# Thrifty Concrete Front Porch Redesign Ideas?



## crux (Jun 8, 2012)

Hello,
We recently purchased a great 1920s bungalow in Atlanta.  We have a few issues we're trying to solve with the concrete front porch.  The main issue is that the five concrete steps up to the house are terribly engineered.  As you can see from the pictures, there is a section without steps on the left and an overhang boobie-trap on the right.  The steps themselves vary significantly in width and the risers are different heights.  We have had numerous accidents already from visitors.

Whatever we do to even out the steps, we would like to have match or look as though it was intended, with the main level of the porch.  It's in fairly good shape although the paint is a little worn with some water marks as well as two cracks (one close up pictured) that run the width of the porch.  So, making it look coherent with the steps as well as a little refresh.

Pictures

I don't necessarily need to stick with concrete so all suggestions are welcome.  I do want to keep with the theme of the 1920s bungalow.  I am also limited a bit by the fact that any more layers on top of the current patio may go above the front door's threashold.

A few thoughts I've had:
1.  Tear out the existing steps and repour even steps with concrete.  Paint the entire porch to match and hope that the cracks and water stains are somewhat covered.

2.  Redo the steps in concrete or brick and do a thin layer of wood decking over the existing concrete on the porch and paint it.  

3.  Demo the entire thing and repour.  I received an estimate of around $9k to do this which is well over our max hopeful budget of $3k.

I've talked to a few concrete people who have concrete solutions but yet to find someone that can step back and provide some suggestions that simply resolve the issue with the steps and tie it together with the patio.

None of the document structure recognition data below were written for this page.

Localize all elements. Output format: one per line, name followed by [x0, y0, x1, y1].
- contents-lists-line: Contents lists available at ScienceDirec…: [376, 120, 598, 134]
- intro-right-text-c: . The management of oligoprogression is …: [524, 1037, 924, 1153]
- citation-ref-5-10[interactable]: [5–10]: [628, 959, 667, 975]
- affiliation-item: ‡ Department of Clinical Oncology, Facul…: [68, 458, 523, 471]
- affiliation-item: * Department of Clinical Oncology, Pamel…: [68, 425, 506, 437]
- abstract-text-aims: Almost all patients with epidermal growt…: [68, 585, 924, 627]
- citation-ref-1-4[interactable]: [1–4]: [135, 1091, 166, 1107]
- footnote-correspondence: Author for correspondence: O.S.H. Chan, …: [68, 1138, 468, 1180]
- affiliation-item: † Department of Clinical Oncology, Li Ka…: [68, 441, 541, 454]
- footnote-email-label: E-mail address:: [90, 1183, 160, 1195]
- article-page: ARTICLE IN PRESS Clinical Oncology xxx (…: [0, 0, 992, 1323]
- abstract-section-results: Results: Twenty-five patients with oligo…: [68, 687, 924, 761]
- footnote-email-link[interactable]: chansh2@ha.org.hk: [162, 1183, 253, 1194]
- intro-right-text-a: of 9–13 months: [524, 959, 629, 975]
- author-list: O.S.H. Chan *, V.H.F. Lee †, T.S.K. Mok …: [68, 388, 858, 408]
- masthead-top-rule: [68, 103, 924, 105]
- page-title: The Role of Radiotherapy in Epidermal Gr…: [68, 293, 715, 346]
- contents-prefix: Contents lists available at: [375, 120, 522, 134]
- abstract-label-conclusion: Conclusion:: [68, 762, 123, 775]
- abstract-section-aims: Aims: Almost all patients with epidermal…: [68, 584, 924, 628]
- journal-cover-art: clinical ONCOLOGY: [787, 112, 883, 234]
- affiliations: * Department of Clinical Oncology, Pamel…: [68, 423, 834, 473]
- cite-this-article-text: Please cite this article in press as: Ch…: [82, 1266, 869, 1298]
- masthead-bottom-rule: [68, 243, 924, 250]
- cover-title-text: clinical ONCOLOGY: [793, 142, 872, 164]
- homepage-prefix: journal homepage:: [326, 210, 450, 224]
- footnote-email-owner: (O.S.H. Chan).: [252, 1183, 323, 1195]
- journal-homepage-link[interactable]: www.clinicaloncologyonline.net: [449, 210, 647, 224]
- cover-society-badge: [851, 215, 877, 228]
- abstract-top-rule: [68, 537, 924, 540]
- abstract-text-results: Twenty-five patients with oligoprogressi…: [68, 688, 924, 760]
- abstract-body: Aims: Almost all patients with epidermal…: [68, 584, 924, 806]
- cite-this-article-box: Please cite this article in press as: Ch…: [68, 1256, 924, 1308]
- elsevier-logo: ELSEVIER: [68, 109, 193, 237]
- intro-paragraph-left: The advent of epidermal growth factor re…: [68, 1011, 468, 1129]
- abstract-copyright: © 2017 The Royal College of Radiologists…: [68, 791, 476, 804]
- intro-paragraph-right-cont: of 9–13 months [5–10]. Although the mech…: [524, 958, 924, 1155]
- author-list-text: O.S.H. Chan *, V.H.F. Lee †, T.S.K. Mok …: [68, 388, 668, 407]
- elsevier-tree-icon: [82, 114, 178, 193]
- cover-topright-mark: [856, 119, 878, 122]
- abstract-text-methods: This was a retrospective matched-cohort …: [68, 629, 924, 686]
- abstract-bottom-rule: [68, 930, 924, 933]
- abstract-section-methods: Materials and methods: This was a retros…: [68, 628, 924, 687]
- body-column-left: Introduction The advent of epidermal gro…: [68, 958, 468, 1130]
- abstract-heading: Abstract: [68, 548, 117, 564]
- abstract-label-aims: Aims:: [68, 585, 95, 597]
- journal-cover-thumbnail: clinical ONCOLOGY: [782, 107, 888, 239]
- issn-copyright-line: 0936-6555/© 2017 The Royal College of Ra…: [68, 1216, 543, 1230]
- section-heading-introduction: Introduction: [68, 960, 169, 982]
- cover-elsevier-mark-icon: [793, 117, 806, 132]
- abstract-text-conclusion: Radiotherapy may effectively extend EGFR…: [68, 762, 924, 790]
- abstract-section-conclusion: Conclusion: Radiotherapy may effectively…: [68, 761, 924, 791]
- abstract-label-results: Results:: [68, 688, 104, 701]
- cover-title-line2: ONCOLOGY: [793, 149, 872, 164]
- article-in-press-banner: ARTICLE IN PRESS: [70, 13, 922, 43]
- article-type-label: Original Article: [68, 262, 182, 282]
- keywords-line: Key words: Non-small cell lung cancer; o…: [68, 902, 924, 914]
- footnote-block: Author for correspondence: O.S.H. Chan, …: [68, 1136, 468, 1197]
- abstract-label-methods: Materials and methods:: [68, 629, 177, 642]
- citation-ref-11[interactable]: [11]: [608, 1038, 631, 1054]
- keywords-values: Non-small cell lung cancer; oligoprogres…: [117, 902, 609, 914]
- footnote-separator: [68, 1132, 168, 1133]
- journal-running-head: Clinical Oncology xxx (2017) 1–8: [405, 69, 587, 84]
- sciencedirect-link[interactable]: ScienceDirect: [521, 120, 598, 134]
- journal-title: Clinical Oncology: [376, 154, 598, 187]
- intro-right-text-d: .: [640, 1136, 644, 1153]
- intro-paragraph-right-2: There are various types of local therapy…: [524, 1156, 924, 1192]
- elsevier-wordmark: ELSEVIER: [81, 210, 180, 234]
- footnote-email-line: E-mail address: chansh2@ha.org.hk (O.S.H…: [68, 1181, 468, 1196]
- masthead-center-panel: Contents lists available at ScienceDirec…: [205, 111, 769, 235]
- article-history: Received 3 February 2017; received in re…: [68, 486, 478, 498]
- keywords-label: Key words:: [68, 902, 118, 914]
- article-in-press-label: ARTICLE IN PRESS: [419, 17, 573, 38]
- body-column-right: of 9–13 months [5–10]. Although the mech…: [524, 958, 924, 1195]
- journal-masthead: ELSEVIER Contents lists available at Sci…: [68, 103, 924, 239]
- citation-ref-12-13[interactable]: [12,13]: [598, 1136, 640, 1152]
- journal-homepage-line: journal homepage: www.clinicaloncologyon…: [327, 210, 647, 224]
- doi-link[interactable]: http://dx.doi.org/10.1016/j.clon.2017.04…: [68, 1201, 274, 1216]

Thanks much for any suggestions.


----------



## BridgeMan (Jun 9, 2012)

Here are my thoughts (and I've worked with a lot of residential and commercial concrete step applications over the last 40+ years, poured my first one in 1969):

You'll save a bundle of $$$ by doing everything yourself.  That being, delineate with sawcuts and completely remove the steps.  Repour with uniform (treads and risers) reinforced concrete steps, tied into the porch concrete with doweled rebar.  After a thorough cure time (28 day minimum), sandblast everything, then apply a textured (thin-bonded), low-modulus epoxy overlay with (broadcast) quartz sand aggregate to all surfaces.  It will look decent and not out of place with your house's character, will have tenacious, non-slip characteristics when wet, and will also effectively deal with the existing porch floor cracking.

Total material cost, including rental of a 90-lb electric concrete breaker and sand-blaster, should be well under $2000.


----------